What is your outlook for the economy?
If the last several weeks of 2016 are a fair indication, we are potentially in store for a sea change in our domestic economy in 2017 and beyond. Given what we’ve seen from the U.S. economy over the past several years, investors and managers have grown accustomed to a steady yet relatively slow-growing economy that has been hampered by political gridlock. The election of President-Elect Donald Trump, his pairing with Republican majorities in the U.S. Senate and House of Representatives and his subsequent nominations for various government positions have a strong potential to end the gridlock and take U.S. economic growth to another level. While some of Trump’s appointments will be controversial and may not endure the confirmation process, many of them represent some of the brightest minds in finance and the industry and working in tandem with a better-functioning government, they could significantly boost GDP and turbo charge the bullish stock market run that’s unfolded over the past several years.
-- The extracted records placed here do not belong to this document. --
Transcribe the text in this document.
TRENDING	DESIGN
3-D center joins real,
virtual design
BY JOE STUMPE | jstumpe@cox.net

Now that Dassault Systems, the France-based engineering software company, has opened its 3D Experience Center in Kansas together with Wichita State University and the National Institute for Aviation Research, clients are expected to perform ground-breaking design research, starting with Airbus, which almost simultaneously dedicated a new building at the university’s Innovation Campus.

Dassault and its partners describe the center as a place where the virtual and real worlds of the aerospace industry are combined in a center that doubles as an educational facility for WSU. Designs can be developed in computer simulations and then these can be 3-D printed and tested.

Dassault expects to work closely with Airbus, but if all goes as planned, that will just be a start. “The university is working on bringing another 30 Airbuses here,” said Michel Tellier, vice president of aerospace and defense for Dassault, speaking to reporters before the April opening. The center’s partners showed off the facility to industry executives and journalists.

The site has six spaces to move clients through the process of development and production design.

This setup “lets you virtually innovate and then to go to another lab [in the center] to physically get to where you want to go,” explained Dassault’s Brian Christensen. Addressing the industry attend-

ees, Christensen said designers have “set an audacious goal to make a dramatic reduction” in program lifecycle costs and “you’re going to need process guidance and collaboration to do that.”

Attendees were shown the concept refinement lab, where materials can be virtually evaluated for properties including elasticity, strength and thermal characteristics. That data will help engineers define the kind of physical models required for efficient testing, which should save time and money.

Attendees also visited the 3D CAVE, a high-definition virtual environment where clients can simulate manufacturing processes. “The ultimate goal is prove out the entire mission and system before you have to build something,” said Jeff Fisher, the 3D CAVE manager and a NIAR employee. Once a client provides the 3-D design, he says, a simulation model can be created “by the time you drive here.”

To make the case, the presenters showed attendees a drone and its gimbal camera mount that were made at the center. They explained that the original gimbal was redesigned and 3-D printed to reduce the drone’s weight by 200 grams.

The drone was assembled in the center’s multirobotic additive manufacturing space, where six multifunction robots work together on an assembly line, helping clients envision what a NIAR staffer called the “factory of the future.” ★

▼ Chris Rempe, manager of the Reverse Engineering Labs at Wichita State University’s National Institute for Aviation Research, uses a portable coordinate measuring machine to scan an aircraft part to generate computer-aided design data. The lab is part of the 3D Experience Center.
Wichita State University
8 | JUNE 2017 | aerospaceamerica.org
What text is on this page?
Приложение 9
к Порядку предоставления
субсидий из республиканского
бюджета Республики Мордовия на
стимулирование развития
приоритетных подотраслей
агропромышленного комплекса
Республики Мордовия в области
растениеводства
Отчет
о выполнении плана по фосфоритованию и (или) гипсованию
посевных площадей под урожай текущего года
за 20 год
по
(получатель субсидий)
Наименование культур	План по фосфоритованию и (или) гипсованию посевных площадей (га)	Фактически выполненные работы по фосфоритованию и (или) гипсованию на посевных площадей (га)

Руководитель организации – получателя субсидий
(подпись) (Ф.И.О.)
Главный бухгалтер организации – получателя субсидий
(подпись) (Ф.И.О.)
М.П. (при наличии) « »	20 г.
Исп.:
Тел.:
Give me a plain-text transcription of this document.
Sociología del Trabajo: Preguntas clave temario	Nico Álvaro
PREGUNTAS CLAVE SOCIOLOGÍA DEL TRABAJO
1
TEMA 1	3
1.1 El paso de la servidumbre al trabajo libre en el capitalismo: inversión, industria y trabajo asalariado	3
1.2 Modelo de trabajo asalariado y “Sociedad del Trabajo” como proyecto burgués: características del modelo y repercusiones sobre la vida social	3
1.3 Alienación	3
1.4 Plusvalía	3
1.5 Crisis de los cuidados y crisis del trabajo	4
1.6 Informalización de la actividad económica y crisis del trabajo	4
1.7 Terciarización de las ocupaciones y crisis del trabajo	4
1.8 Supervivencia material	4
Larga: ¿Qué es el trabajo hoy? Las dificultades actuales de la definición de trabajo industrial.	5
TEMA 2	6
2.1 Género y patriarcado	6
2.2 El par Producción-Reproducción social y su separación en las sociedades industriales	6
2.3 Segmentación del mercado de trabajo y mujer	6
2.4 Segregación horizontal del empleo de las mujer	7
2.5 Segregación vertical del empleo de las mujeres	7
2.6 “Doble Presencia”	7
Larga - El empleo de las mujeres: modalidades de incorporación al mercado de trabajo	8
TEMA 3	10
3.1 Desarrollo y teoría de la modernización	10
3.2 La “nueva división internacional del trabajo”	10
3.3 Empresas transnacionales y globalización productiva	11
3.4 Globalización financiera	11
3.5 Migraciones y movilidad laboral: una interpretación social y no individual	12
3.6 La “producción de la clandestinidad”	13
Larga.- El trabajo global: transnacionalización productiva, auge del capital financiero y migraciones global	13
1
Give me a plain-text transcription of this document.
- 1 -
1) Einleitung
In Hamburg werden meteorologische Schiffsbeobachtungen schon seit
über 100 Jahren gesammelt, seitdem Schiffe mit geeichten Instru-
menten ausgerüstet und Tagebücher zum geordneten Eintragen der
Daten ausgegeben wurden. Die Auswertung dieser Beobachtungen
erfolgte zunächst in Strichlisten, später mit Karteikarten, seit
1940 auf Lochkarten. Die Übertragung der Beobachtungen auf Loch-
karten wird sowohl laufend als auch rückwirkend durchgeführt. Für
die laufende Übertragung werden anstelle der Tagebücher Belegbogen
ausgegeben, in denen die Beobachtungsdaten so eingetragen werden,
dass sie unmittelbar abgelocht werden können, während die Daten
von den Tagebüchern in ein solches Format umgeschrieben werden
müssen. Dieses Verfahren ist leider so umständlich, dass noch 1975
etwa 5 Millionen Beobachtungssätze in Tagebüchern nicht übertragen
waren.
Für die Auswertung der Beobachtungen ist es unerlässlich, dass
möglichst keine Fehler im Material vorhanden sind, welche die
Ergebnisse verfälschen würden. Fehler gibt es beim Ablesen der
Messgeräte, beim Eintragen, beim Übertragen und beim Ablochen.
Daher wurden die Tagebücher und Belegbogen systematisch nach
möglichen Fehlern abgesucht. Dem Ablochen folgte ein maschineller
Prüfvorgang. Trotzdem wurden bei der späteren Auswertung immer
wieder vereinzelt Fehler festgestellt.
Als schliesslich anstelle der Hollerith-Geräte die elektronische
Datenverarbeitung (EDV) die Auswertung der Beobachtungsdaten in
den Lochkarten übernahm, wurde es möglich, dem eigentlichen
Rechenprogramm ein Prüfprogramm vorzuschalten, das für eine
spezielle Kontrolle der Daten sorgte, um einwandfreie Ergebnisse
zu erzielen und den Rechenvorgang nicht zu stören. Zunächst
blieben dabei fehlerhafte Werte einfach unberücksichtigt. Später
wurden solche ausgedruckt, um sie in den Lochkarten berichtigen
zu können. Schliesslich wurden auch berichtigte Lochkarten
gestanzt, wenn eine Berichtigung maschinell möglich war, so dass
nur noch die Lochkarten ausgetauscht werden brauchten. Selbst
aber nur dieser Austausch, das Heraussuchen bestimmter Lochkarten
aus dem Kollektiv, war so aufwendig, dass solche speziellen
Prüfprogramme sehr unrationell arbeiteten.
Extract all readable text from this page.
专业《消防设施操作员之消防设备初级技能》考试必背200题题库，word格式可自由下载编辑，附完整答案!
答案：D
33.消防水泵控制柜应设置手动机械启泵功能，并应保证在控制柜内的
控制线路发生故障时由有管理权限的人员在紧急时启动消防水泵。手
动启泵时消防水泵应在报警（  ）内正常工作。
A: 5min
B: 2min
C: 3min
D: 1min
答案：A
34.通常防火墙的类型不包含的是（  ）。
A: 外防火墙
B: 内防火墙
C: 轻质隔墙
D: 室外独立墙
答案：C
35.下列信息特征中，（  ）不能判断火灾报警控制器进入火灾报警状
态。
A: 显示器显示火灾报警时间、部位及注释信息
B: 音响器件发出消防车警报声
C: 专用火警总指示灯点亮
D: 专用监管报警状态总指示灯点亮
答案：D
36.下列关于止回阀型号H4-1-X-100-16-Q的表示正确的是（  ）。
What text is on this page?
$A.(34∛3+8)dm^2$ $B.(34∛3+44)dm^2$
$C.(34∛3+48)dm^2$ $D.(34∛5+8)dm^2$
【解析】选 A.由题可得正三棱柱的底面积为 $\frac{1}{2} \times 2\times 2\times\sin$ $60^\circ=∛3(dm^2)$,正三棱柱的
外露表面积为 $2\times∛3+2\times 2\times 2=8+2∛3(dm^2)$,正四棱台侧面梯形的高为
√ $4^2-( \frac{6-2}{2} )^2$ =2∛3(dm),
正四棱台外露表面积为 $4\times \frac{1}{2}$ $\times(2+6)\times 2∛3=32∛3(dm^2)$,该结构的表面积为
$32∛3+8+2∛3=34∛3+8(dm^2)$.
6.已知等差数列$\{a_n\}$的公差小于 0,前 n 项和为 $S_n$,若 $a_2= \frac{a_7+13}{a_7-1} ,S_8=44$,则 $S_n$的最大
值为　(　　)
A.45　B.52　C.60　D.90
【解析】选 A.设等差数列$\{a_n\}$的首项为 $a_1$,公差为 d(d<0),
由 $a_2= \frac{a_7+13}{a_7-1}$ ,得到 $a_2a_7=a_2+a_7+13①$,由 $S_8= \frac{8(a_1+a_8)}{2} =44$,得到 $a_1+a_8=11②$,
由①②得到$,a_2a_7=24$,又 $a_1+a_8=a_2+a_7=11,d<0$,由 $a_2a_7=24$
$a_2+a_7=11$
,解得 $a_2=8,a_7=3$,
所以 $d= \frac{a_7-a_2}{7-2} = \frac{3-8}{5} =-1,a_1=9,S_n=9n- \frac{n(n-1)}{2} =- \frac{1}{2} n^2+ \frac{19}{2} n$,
This could in turn accelerate what appears to be the early stages of a “great rotation” from bonds, gold and other perceived “safe harbor” assets into equities and other riskier assets and in turn perpetuate even more growth.
What keeps you up at night?
As asset managers, we literally are up each and every night watching the markets in which we invest and the constant risks and challenges those markets pose to our investors. We must be continually vigilant to ensure that we are taking risk in the most responsible possible way and providing our investors with the best possible chance to achieve compelling investment outcomes. Beyond our 24/7 approach to investing, we are often left sleepless by the incredible concentration of assets that has occurred in recent years and that has resulted in a small cadre of multi-billion dollar asset managers. Should any one of these “mega managers” stumble in any material way, the results could be cataclysmic and lead to a host of unforeseen, very damaging ripple effects throughout global markets, the alternative investment industry and the economy generally.